An Accelerometer-Based Real-Time Monitoring and Leak Detection System for Pressurized Water Pipelines

Aging infrastructure, and pipelines installed and operated under poor conditions in pressurized drinking water networks are highly susceptible to the threat of leaks; these leaks pose economical, health, and environmental threats. To allow early repair and condition monitoring, multiple researchers tried to address the issue of leak detection and leak location pinpointing using either biological, hardware-based, or software-based solutions. The previous models came short in identifying practical and cost-effective models for combining real-time monitoring, identification, and location predicting. The research presented in this article proposes a model for a real time monitoring system capable of pinpointing the location of single event leaks in pressurized water pipelines. The model relies on wireless accelerometers placed within the network on the exterior of the pipelines.
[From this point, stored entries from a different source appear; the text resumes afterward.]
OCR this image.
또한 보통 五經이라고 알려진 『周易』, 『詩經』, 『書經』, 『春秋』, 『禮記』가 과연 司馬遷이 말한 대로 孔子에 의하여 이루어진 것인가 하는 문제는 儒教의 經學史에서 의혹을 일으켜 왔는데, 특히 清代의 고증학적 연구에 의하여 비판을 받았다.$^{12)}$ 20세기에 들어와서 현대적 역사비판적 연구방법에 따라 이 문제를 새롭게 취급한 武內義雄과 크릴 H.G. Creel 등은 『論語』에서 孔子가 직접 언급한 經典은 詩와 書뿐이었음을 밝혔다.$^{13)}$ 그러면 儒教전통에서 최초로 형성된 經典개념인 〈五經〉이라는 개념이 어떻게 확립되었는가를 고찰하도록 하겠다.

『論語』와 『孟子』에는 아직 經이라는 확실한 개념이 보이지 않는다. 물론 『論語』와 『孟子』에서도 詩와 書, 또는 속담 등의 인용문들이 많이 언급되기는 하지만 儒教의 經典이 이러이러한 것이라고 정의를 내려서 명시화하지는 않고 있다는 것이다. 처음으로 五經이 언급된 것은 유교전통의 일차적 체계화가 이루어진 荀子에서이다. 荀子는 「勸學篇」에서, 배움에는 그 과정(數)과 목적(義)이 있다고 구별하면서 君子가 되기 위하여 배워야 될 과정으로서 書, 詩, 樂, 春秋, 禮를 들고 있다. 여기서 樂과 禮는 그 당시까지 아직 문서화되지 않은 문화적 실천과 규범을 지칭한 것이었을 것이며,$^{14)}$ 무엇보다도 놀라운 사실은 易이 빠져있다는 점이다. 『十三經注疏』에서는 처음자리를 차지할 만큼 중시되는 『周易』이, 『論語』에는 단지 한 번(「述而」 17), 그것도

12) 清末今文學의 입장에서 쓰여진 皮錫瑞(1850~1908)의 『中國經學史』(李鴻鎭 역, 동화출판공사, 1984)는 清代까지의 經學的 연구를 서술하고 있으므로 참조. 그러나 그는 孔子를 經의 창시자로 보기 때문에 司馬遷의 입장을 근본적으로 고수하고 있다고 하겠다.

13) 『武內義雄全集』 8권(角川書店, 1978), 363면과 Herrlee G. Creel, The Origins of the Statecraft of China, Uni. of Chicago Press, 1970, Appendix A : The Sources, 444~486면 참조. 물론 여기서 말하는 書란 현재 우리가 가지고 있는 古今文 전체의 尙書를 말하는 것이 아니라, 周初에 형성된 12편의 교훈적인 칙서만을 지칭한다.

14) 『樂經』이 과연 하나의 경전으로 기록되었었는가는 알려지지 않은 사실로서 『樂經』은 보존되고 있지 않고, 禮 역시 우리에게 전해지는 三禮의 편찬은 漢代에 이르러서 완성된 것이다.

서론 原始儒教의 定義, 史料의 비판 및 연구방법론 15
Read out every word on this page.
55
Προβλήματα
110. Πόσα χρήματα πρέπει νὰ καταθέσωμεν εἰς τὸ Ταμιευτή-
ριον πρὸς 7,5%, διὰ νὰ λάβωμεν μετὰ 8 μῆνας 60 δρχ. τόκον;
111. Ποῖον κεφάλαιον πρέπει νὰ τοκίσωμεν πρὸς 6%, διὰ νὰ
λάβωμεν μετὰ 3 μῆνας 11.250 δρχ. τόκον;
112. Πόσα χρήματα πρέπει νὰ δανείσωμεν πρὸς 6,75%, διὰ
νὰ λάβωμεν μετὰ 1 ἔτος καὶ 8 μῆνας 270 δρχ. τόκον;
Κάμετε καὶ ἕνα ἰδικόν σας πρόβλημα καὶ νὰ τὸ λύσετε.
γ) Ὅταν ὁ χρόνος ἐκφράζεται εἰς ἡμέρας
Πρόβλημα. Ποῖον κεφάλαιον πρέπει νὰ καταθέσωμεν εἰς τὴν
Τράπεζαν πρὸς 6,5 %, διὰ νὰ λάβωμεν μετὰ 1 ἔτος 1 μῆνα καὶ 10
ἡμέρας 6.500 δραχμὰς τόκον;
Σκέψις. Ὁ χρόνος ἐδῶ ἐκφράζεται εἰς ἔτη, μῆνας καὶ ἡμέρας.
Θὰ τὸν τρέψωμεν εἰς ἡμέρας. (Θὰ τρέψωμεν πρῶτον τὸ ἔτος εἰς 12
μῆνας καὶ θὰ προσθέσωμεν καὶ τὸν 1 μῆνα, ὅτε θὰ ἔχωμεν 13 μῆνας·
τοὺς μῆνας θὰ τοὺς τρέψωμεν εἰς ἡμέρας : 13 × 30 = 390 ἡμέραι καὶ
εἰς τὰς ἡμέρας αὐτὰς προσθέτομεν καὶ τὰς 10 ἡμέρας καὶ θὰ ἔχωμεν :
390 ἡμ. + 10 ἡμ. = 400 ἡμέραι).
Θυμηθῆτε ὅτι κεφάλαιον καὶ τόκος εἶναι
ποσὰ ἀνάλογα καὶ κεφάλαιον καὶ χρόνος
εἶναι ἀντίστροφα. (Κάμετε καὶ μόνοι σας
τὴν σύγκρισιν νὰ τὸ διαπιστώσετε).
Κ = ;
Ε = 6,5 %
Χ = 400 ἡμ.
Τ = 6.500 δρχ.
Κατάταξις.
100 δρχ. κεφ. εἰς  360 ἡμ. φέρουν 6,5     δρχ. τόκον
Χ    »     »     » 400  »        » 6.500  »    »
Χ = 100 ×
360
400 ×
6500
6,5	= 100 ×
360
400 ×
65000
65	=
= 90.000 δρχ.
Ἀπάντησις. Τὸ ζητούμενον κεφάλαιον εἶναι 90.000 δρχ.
The vibration signals derived from each accelerometer was assessed and analyzed by the model to identify the monitoring index (MI) at each sensor on the pipeline. A leak was identified when the value of the monitoring index spiked above the acceptable ranges identified through an experimental procedure for each sensor. The value of the monitoring index on the left and right of the suspected leak is processed and utilized along with the distance between the two sensors. This allowed the model to identify the original source of the signal i.e. the leak location within a maximum range of ± 25 cm. The leak location was determined by means of a regression equation developed from experimental data for each sensor. Experiments were performed on one inch cast iron pipelines, one inch and two inch PVC pipelines using single event leaks and the results were displayed.